Reaching the poor with health, nutrition, and population services what works, what doesn' t and why: 211-239
2005
Document Number: 266202
This chapter describes the evaluation of the Nepal Adolescent project (1998-2003), employing a quasi-experimental case-control study design to implement and test the effectiveness of a community-based, client-centered participatory approach aimed at improving the sexual and reproductive health of adolescents in rural and urban Nepal. Two study sites, one rural and one urban, were each selected for the study and the control .The intervention studies ranged from 12-24 months and the first set of interventions began in November 2000, the last set ended in March 2003. Cross-sectional quantitative household and adolescent survey data was collected at baseline and endline as well as relevant qualitative and participatory data, sampling 965 households at baseline and 1003 households at endline. The age range at baseline was 14-21 years, at endline it was 18-25 years with the study design allowing cohort tracking but not tracking of specific individuals.
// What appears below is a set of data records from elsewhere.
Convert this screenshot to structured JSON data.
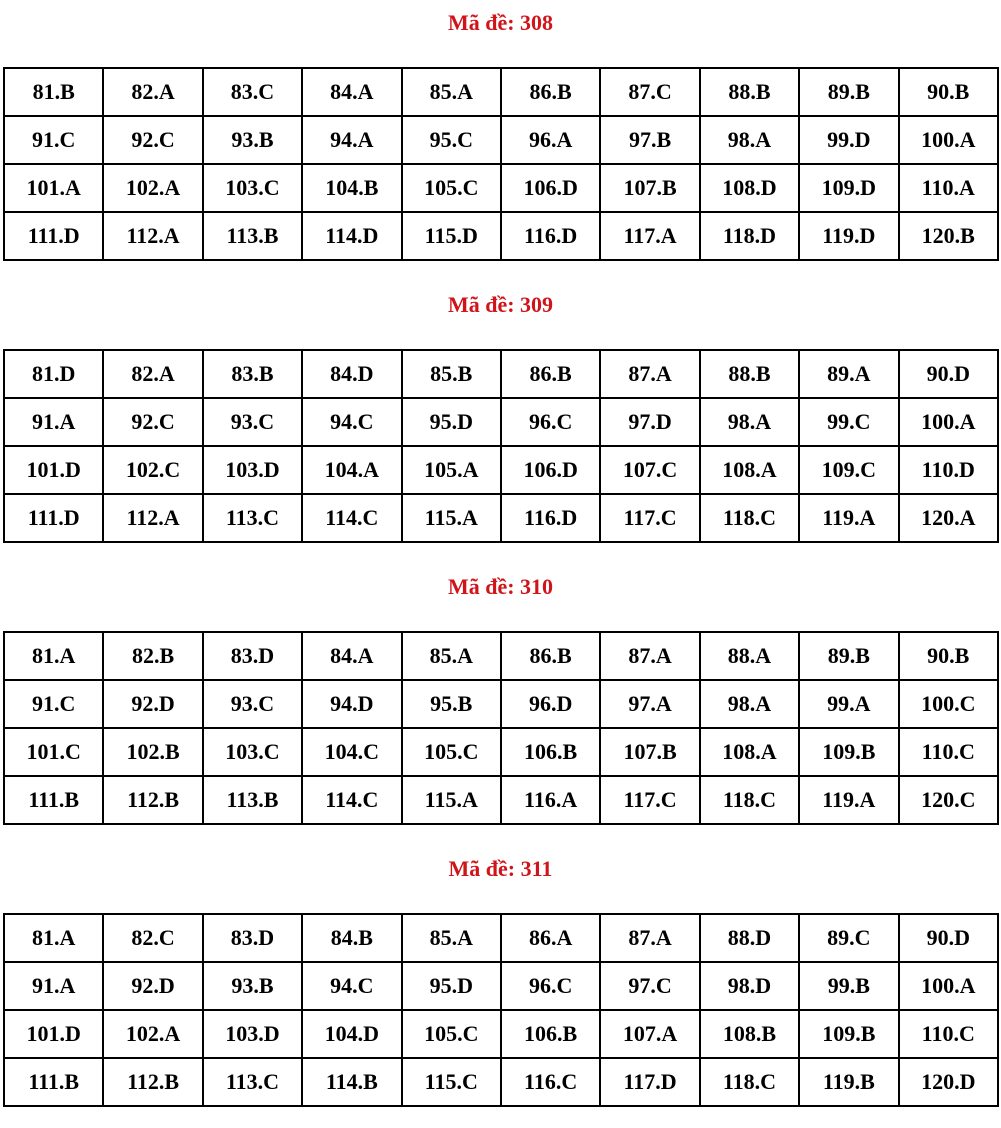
{
  "colors": {
    "title": "#d0141a",
    "text": "#000000"
  },
  "sections": [
    {
      "title": "Mã đề: 308",
      "rows": [
        [
          "81.B",
          "82.A",
          "83.C",
          "84.A",
          "85.A",
          "86.B",
          "87.C",
          "88.B",
          "89.B",
          "90.B"
        ],
        [
          "91.C",
          "92.C",
          "93.B",
          "94.A",
          "95.C",
          "96.A",
          "97.B",
          "98.A",
          "99.D",
          "100.A"
        ],
        [
          "101.A",
          "102.A",
          "103.C",
          "104.B",
          "105.C",
          "106.D",
          "107.B",
          "108.D",
          "109.D",
          "110.A"
        ],
        [
          "111.D",
          "112.A",
          "113.B",
          "114.D",
          "115.D",
          "116.D",
          "117.A",
          "118.D",
          "119.D",
          "120.B"
        ]
      ]
    },
    {
      "title": "Mã đề: 309",
      "rows": [
        [
          "81.D",
          "82.A",
          "83.B",
          "84.D",
          "85.B",
          "86.B",
          "87.A",
          "88.B",
          "89.A",
          "90.D"
        ],
        [
          "91.A",
          "92.C",
          "93.C",
          "94.C",
          "95.D",
          "96.C",
          "97.D",
          "98.A",
          "99.C",
          "100.A"
        ],
        [
          "101.D",
          "102.C",
          "103.D",
          "104.A",
          "105.A",
          "106.D",
          "107.C",
          "108.A",
          "109.C",
          "110.D"
        ],
        [
          "111.D",
          "112.A",
          "113.C",
          "114.C",
          "115.A",
          "116.D",
          "117.C",
          "118.C",
          "119.A",
          "120.A"
        ]
      ]
    },
    {
      "title": "Mã đề: 310",
      "rows": [
        [
          "81.A",
          "82.B",
          "83.D",
          "84.A",
          "85.A",
          "86.B",
          "87.A",
          "88.A",
          "89.B",
          "90.B"
        ],
        [
          "91.C",
          "92.D",
          "93.C",
          "94.D",
          "95.B",
          "96.D",
          "97.A",
          "98.A",
          "99.A",
          "100.C"
        ],
        [
          "101.C",
          "102.B",
          "103.C",
          "104.C",
          "105.C",
          "106.B",
          "107.B",
          "108.A",
          "109.B",
          "110.C"
        ],
        [
          "111.B",
          "112.B",
          "113.B",
          "114.C",
          "115.A",
          "116.A",
          "117.C",
          "118.C",
          "119.A",
          "120.C"
        ]
      ]
    },
    {
      "title": "Mã đề: 311",
      "rows": [
        [
          "81.A",
          "82.C",
          "83.D",
          "84.B",
          "85.A",
          "86.A",
          "87.A",
          "88.D",
          "89.C",
          "90.D"
        ],
        [
          "91.A",
          "92.D",
          "93.B",
          "94.C",
          "95.D",
          "96.C",
          "97.C",
          "98.D",
          "99.B",
          "100.A"
        ],
        [
          "101.D",
          "102.A",
          "103.D",
          "104.D",
          "105.C",
          "106.B",
          "107.A",
          "108.B",
          "109.B",
          "110.C"
        ],
        [
          "111.B",
          "112.B",
          "113.C",
          "114.B",
          "115.C",
          "116.C",
          "117.D",
          "118.C",
          "119.B",
          "120.D"
        ]
      ]
    }
  ]
}
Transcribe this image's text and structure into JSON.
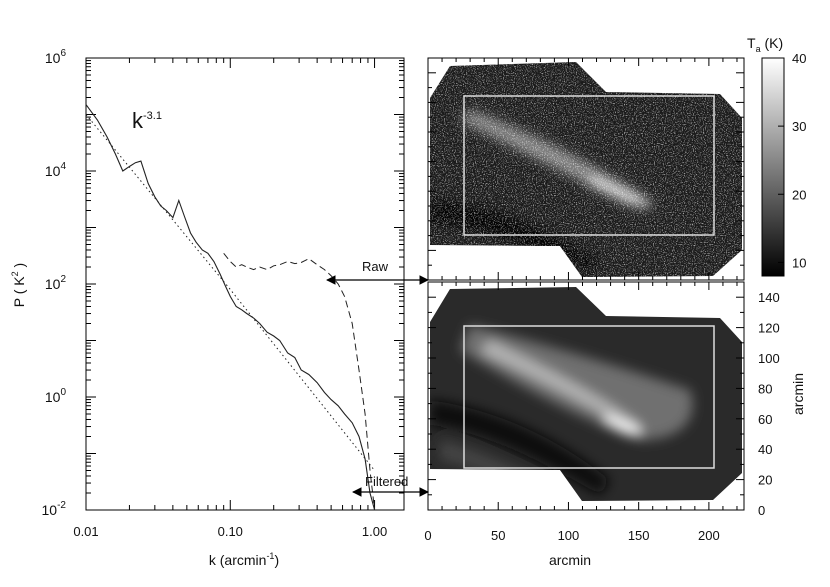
{
  "chart_data": [
    {
      "type": "line",
      "xscale": "log",
      "yscale": "log",
      "xlim": [
        0.01,
        1.6
      ],
      "ylim": [
        0.01,
        1000000
      ],
      "xlabel_main": "k (arcmin",
      "xlabel_sup": "-1",
      "xlabel_end": ")",
      "ylabel_main": "P ( K",
      "ylabel_sup": "2",
      "ylabel_end": " )",
      "xticks": [
        {
          "value": 0.01,
          "label": "0.01"
        },
        {
          "value": 0.1,
          "label": "0.10"
        },
        {
          "value": 1.0,
          "label": "1.00"
        }
      ],
      "yticks": [
        {
          "value": 0.01,
          "base": "10",
          "exp": "-2"
        },
        {
          "value": 1,
          "base": "10",
          "exp": "0"
        },
        {
          "value": 100,
          "base": "10",
          "exp": "2"
        },
        {
          "value": 10000,
          "base": "10",
          "exp": "4"
        },
        {
          "value": 1000000,
          "base": "10",
          "exp": "6"
        }
      ],
      "annotation_base": "k",
      "annotation_exp": "-3.1",
      "series": [
        {
          "style": "solid",
          "x": [
            0.01,
            0.012,
            0.014,
            0.016,
            0.018,
            0.02,
            0.022,
            0.024,
            0.027,
            0.03,
            0.033,
            0.036,
            0.04,
            0.044,
            0.048,
            0.053,
            0.058,
            0.064,
            0.07,
            0.077,
            0.085,
            0.093,
            0.1,
            0.11,
            0.12,
            0.13,
            0.145,
            0.16,
            0.18,
            0.2,
            0.22,
            0.25,
            0.28,
            0.31,
            0.35,
            0.4,
            0.45,
            0.5,
            0.56,
            0.62,
            0.7,
            0.78,
            0.86,
            0.93,
            1.0
          ],
          "y": [
            150000,
            80000,
            40000,
            20000,
            10000,
            12000,
            14000,
            15000,
            6000,
            3500,
            2400,
            2000,
            1500,
            3000,
            1600,
            800,
            550,
            400,
            350,
            250,
            150,
            90,
            60,
            40,
            35,
            30,
            25,
            20,
            14,
            12,
            10,
            6,
            5,
            3,
            2.5,
            1.8,
            1.2,
            0.9,
            0.7,
            0.5,
            0.35,
            0.2,
            0.08,
            0.02,
            0.01
          ]
        },
        {
          "style": "dashed",
          "x": [
            0.09,
            0.1,
            0.11,
            0.12,
            0.13,
            0.145,
            0.16,
            0.18,
            0.2,
            0.22,
            0.25,
            0.28,
            0.31,
            0.35,
            0.4,
            0.45,
            0.5,
            0.56,
            0.62,
            0.7,
            0.78,
            0.86,
            0.93,
            1.0
          ],
          "y": [
            350,
            250,
            200,
            220,
            200,
            180,
            200,
            180,
            210,
            220,
            250,
            230,
            240,
            280,
            220,
            180,
            140,
            100,
            60,
            20,
            3,
            0.5,
            0.05,
            0.01
          ]
        },
        {
          "style": "dotted",
          "x": [
            0.01,
            0.1,
            1.0
          ],
          "y": [
            100000,
            80,
            0.05
          ]
        }
      ]
    },
    {
      "type": "heatmap",
      "panel": "raw",
      "colorbar": {
        "label_main": "T",
        "label_sub": "a",
        "label_end": " (K)",
        "ticks": [
          "10",
          "20",
          "30",
          "40"
        ],
        "range": [
          8,
          40
        ]
      }
    },
    {
      "type": "heatmap",
      "panel": "filtered",
      "xlabel": "arcmin",
      "ylabel": "arcmin",
      "xticks": [
        "0",
        "50",
        "100",
        "150",
        "200"
      ],
      "yticks": [
        "0",
        "20",
        "40",
        "60",
        "80",
        "100",
        "120",
        "140"
      ],
      "xlim": [
        0,
        225
      ],
      "ylim": [
        0,
        150
      ]
    }
  ],
  "arrows": {
    "raw": "Raw",
    "filtered": "Filtered"
  }
}
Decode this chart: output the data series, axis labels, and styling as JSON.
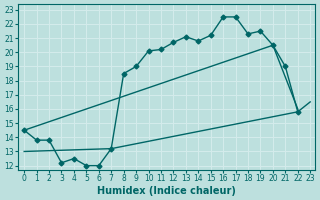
{
  "xlabel": "Humidex (Indice chaleur)",
  "xlim_min": -0.5,
  "xlim_max": 23.4,
  "ylim_min": 11.7,
  "ylim_max": 23.4,
  "bg_color": "#bde0de",
  "grid_color": "#d4ecec",
  "line_color": "#006666",
  "xticks": [
    0,
    1,
    2,
    3,
    4,
    5,
    6,
    7,
    8,
    9,
    10,
    11,
    12,
    13,
    14,
    15,
    16,
    17,
    18,
    19,
    20,
    21,
    22,
    23
  ],
  "yticks": [
    12,
    13,
    14,
    15,
    16,
    17,
    18,
    19,
    20,
    21,
    22,
    23
  ],
  "marker_curve_x": [
    0,
    1,
    2,
    3,
    4,
    5,
    6,
    7,
    8,
    9,
    10,
    11,
    12,
    13,
    14,
    15,
    16,
    17,
    18,
    19,
    20,
    21,
    22
  ],
  "marker_curve_y": [
    14.5,
    13.8,
    13.8,
    12.2,
    12.5,
    12.0,
    12.0,
    13.2,
    18.5,
    19.0,
    20.1,
    20.2,
    20.7,
    21.1,
    20.8,
    21.2,
    22.5,
    22.5,
    21.3,
    21.5,
    20.5,
    19.0,
    15.8
  ],
  "upper_curve_x": [
    0,
    20,
    22
  ],
  "upper_curve_y": [
    14.5,
    20.5,
    16.0
  ],
  "lower_curve_x": [
    0,
    7,
    22,
    23
  ],
  "lower_curve_y": [
    13.0,
    13.2,
    15.8,
    16.5
  ],
  "marker": "D",
  "markersize": 2.5,
  "linewidth": 1.0,
  "tick_fontsize": 5.5,
  "xlabel_fontsize": 7
}
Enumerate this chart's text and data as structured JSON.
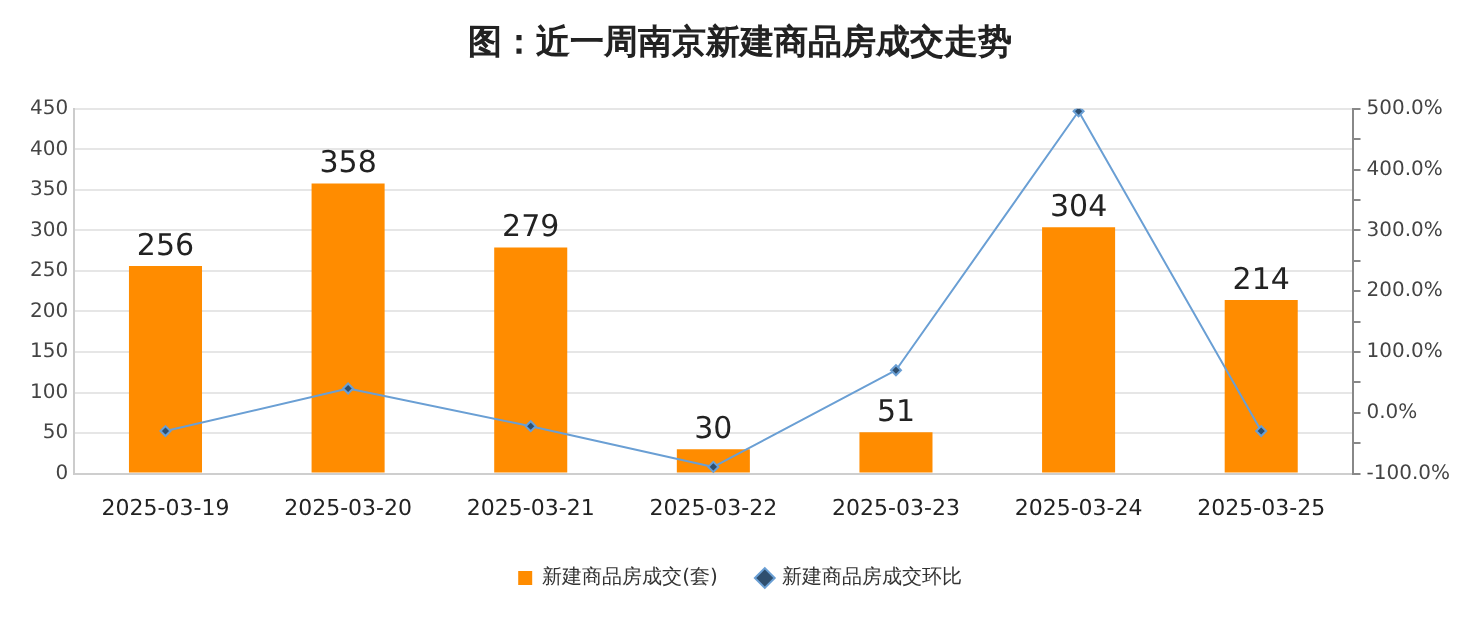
{
  "chart_data": {
    "type": "bar",
    "title": "图：近一周南京新建商品房成交走势",
    "categories": [
      "2025-03-19",
      "2025-03-20",
      "2025-03-21",
      "2025-03-22",
      "2025-03-23",
      "2025-03-24",
      "2025-03-25"
    ],
    "series": [
      {
        "name": "新建商品房成交(套)",
        "color": "#ff8c00",
        "values": [
          256,
          358,
          279,
          30,
          51,
          304,
          214
        ],
        "value_labels": [
          "256",
          "358",
          "279",
          "30",
          "51",
          "304",
          "214"
        ]
      },
      {
        "name": "新建商品房成交环比",
        "type": "line",
        "axis": "y2",
        "color": "#6a9fd4",
        "values": [
          -30,
          40,
          -22,
          -89,
          70,
          496,
          -30
        ]
      }
    ],
    "ylim": [
      0,
      450
    ],
    "yticks": [
      0,
      50,
      100,
      150,
      200,
      250,
      300,
      350,
      400,
      450
    ],
    "y2lim": [
      -100,
      500
    ],
    "y2ticks": [
      {
        "value": -100,
        "label": "-100.0%"
      },
      {
        "value": -50,
        "label": null
      },
      {
        "value": 0,
        "label": "0.0%"
      },
      {
        "value": 50,
        "label": null
      },
      {
        "value": 100,
        "label": "100.0%"
      },
      {
        "value": 150,
        "label": null
      },
      {
        "value": 200,
        "label": "200.0%"
      },
      {
        "value": 250,
        "label": null
      },
      {
        "value": 300,
        "label": "300.0%"
      },
      {
        "value": 350,
        "label": null
      },
      {
        "value": 400,
        "label": "400.0%"
      },
      {
        "value": 450,
        "label": null
      },
      {
        "value": 500,
        "label": "500.0%"
      }
    ],
    "grid": "y",
    "legend": "bottom",
    "marker": "diamond",
    "line_style": "solid"
  }
}
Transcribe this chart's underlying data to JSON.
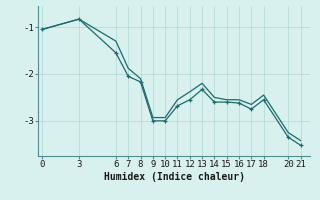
{
  "xlabel": "Humidex (Indice chaleur)",
  "background_color": "#d8f0ee",
  "line_color": "#1a6b6b",
  "marker": "+",
  "x_main": [
    0,
    3,
    6,
    7,
    8,
    9,
    10,
    11,
    12,
    13,
    14,
    15,
    16,
    17,
    18,
    20,
    21
  ],
  "y_main": [
    -1.05,
    -0.83,
    -1.55,
    -2.05,
    -2.17,
    -3.0,
    -3.0,
    -2.68,
    -2.55,
    -2.33,
    -2.6,
    -2.6,
    -2.62,
    -2.75,
    -2.55,
    -3.35,
    -3.52
  ],
  "x_upper": [
    0,
    3,
    6,
    7,
    8,
    9,
    10,
    11,
    12,
    13,
    14,
    15,
    16,
    17,
    18,
    20,
    21
  ],
  "y_upper": [
    -1.05,
    -0.83,
    -1.3,
    -1.88,
    -2.1,
    -2.93,
    -2.93,
    -2.55,
    -2.38,
    -2.2,
    -2.5,
    -2.55,
    -2.55,
    -2.65,
    -2.45,
    -3.25,
    -3.42
  ],
  "ylim": [
    -3.75,
    -0.55
  ],
  "xlim": [
    -0.3,
    21.8
  ],
  "yticks": [
    -3,
    -2,
    -1
  ],
  "xticks": [
    0,
    3,
    6,
    7,
    8,
    9,
    10,
    11,
    12,
    13,
    14,
    15,
    16,
    17,
    18,
    20,
    21
  ],
  "grid_color": "#b0d8d4",
  "spine_color": "#4a9090",
  "font_color": "#1a1a1a",
  "xlabel_fontsize": 7,
  "tick_fontsize": 6.5
}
The relationship of various disadvantage measures (household wealth, education, ethnicity, residence) and three dependent variables (receiving prenatal care or using institutional delivery for married young women and knowledge of at least two modes of HIV transmission for both sexes) was compared using multivariate analysis. The results showed that the participatory approach was more successful than non-participatory. A limitation to the study is that no single variable captures disadvantage completely: wealth, residence, education, caste and gender are all important measures of disadvantage in Nepal. Another limitation was that access to health services was a factor in site selection for the study.The results suggest that empowerment and accountability issues, which are considered essential for improving the health of the poor, can be operationalized at multiple levels The participatory approach strengthened the power of the youth in this study to negotiate appropriate, accessible and accurate information and services from providers and policymakers and in turn improved the accountability of the providers. In addition, the study highlights the need for broader definitions of disadvantage.